EEL FIRE MANAGEMENT MANUAL -- Prepared by The Nature Conservancy

Natural Community- Pine Flatwoods (Stage 3)

FUEL MODEL: Either Fuel Model 4 or Fuel Model 7 could represent the fire behavior of this stage.  Model 4 is used for modeling intensity variables.  Model 7 is used for modeling rate of spread (Anderson, 1982).  These fuel type usually generates high intensity and high severity.

TYPICAL FIRE BEHAVIOR:   
[Using FBPS: FM 4/7, FFM 8, LFM 100, MFW 5 - 10] (Refer to page 32)

* Note:  Model 4 underestimates flank-fire flame length.  Local experience has shown that this flame-length is typically 1 ½ the surface fuel height.

DESIRED STAGE: 
Flatwoods - Stage 1 (grass dominated flatwoods).  Open yellow pine overstory.  Pyrrhic grasses dominate groundcover vegetation and palmetto is short in a vertical stem or short "gator-back" growth form less than 2 feet in height.  Typical flatwoods shrub species such as gallberry and Lyonia appear much less dense in terms of cover dominance.  Fuel Models 2 or 7.
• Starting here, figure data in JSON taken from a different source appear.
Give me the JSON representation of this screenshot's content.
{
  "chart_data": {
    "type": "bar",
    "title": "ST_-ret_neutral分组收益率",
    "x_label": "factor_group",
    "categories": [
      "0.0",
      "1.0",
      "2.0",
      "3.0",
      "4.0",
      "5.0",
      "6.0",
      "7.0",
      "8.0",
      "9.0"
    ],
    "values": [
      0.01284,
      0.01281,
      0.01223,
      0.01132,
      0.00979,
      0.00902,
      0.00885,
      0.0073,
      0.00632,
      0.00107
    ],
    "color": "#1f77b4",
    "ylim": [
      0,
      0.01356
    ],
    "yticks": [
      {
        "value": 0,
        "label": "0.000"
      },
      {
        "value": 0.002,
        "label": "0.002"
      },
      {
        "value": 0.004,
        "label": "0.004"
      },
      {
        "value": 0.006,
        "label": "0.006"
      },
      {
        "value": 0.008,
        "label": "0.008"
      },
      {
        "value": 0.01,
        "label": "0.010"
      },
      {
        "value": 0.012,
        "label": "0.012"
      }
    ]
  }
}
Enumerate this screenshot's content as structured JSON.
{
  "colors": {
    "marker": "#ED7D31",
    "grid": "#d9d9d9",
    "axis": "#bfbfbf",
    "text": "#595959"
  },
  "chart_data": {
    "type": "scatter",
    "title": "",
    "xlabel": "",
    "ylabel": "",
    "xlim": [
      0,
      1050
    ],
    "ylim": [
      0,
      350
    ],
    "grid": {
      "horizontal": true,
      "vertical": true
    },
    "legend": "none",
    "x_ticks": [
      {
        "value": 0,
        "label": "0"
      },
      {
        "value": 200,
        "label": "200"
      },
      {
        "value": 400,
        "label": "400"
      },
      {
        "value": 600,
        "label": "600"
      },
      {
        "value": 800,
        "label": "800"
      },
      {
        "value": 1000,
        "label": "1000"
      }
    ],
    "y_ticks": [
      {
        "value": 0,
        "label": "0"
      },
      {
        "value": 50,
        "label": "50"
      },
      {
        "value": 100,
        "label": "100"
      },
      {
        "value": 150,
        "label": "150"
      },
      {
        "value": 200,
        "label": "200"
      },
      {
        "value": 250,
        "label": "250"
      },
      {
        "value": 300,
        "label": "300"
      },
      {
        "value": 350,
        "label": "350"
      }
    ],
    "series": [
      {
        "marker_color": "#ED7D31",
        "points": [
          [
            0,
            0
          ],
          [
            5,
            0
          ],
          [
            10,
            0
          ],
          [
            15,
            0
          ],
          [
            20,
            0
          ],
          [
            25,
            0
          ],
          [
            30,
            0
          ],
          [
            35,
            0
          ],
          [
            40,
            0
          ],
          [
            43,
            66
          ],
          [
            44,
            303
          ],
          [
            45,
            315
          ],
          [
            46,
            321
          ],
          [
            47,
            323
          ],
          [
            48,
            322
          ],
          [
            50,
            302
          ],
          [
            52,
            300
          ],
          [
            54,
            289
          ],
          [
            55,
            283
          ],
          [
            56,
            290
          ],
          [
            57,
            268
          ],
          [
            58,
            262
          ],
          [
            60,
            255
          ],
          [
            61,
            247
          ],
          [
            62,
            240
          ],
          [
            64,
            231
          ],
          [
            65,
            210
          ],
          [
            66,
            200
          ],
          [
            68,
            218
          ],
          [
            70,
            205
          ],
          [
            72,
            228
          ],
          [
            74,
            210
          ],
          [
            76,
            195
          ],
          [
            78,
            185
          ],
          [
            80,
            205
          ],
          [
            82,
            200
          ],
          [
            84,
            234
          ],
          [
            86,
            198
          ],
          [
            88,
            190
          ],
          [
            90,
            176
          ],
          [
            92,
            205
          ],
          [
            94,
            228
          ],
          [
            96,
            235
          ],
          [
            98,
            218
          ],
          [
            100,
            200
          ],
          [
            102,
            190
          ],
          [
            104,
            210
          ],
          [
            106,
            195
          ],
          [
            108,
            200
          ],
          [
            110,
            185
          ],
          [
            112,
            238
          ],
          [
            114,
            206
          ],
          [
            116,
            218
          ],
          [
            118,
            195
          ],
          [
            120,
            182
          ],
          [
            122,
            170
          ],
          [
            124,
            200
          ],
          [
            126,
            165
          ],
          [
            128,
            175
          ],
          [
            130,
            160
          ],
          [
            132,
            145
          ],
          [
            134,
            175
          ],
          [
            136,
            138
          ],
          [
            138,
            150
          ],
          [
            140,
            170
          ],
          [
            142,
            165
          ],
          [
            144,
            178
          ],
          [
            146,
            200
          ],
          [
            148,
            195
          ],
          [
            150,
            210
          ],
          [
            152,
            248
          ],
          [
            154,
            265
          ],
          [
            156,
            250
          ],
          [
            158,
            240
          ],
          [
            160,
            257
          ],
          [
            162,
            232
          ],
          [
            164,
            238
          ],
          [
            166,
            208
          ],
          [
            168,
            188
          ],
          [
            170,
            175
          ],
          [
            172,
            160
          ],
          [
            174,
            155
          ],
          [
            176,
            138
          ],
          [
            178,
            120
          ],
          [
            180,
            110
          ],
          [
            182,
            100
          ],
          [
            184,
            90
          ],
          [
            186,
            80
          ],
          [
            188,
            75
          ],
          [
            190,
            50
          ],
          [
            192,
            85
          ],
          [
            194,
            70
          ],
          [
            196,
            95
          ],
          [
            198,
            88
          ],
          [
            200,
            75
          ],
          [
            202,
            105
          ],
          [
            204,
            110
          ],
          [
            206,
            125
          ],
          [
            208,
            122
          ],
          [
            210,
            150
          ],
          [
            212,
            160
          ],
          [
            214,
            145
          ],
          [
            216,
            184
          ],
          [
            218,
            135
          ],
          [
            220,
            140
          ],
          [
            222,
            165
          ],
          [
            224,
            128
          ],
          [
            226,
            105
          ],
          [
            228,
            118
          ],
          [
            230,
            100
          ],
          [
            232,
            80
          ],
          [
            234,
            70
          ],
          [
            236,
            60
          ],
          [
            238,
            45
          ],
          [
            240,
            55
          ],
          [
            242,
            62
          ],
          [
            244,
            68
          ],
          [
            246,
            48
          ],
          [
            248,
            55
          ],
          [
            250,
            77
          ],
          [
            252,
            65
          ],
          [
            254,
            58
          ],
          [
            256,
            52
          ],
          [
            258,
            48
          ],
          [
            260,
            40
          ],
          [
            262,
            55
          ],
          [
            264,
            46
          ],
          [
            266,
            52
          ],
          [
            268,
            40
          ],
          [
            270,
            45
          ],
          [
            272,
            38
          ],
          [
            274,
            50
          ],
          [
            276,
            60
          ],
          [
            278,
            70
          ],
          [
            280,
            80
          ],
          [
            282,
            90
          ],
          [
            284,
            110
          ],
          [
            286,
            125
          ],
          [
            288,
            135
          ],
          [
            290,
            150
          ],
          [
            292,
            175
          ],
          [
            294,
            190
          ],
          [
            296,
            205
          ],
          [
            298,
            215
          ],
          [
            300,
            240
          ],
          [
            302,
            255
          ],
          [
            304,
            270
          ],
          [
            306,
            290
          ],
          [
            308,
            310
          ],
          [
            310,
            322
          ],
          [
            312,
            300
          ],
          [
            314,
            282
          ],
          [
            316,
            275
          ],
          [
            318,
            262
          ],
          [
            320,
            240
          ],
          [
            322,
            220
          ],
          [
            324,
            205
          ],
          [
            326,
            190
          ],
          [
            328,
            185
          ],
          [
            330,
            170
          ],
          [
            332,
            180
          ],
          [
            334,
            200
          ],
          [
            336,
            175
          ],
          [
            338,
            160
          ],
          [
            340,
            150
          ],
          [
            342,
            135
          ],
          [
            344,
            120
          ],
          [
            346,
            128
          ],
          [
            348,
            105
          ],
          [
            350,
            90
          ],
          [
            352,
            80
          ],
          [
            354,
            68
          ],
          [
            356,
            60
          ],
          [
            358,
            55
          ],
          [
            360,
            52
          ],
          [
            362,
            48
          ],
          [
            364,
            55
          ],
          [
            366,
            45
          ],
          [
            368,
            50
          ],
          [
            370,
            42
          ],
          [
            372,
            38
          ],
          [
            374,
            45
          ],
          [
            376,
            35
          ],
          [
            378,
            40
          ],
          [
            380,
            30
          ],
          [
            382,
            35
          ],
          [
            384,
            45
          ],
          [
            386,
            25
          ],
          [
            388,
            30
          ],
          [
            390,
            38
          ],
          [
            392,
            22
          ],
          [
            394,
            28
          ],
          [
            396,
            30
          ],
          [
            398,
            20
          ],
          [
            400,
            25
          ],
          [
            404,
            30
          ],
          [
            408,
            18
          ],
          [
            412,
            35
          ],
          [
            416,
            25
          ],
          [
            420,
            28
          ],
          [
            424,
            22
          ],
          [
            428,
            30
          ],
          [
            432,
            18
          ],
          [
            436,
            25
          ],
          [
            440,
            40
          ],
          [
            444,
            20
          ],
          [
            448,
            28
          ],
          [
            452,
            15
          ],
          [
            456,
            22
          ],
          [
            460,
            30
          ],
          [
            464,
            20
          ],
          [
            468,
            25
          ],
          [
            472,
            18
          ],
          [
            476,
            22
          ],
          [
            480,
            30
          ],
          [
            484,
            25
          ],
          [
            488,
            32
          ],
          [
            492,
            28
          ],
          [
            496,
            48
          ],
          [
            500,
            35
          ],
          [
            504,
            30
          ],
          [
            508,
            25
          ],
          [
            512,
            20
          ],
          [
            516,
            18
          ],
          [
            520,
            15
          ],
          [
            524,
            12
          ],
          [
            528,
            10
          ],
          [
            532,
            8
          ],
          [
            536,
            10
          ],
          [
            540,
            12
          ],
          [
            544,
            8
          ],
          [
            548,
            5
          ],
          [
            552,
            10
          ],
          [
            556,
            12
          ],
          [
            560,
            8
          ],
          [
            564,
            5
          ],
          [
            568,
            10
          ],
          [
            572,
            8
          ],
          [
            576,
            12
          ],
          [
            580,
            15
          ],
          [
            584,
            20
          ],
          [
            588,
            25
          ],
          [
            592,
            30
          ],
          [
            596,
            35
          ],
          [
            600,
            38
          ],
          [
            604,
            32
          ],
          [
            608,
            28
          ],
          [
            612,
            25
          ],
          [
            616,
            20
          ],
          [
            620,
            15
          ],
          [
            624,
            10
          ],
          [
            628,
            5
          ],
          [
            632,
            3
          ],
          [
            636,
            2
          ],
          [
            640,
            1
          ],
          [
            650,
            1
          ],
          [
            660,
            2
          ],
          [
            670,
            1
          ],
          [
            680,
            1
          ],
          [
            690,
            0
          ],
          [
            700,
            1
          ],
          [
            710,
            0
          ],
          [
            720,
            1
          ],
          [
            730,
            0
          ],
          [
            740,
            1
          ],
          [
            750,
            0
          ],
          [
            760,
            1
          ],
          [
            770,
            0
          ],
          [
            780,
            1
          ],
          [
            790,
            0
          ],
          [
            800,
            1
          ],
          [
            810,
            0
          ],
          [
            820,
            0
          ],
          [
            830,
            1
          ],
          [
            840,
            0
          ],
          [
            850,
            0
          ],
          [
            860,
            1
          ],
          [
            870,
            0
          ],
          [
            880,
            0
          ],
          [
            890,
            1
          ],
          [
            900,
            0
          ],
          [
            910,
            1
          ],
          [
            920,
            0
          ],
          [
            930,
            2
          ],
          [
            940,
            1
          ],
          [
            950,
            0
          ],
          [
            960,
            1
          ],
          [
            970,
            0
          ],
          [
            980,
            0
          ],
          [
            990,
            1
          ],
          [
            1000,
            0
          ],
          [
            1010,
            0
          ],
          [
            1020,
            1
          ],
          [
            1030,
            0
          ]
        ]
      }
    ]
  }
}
RESTORATION/MANAGEMENT PROTOCOL

  • Restoration Phase:
  1. Selective thinning and "pocket cut" timber harvests to restore open character of yellow pine overstory.
  1. Mechanical treatment of dense palmetto cover with tree-cutter or roller chopper type equipment to reduce palmetto over-dominance.  Care should be taken in treatment design to avoid any soil disturbance from roller chopper tine digging or "root tip up".
  1. Post mechanical fuel reduction (dormant season) prescribed fires.  Care should be taken to choose weather/moisture parameters that create low fire intensities yielding moderate to mild fire severity.
  1. Follow-up of exotics management should exist where exotics are in or surrounding the treatment area.

  • Maintenance/Management Phase:
  1. Growing season and mixed season series of  prescribed fires at a 1 to 4 year fire interval.
  1. Follow-up of exotics management should exist where exotics are in or surrounding the treatment area.

  • Special Management Concerns:
  • Soil disturbance as avenue for exotics.
  • Degradation of wiregrass complex from equipment trampling.
  • Hydrologic/topographic alteration such as ditching and fire-plow scars as impacts to fire process.
  • During restoration phase, excessive overstory pine mortality due to over-aggressive burning strategies or selection of fire behavior parameters that are too extreme.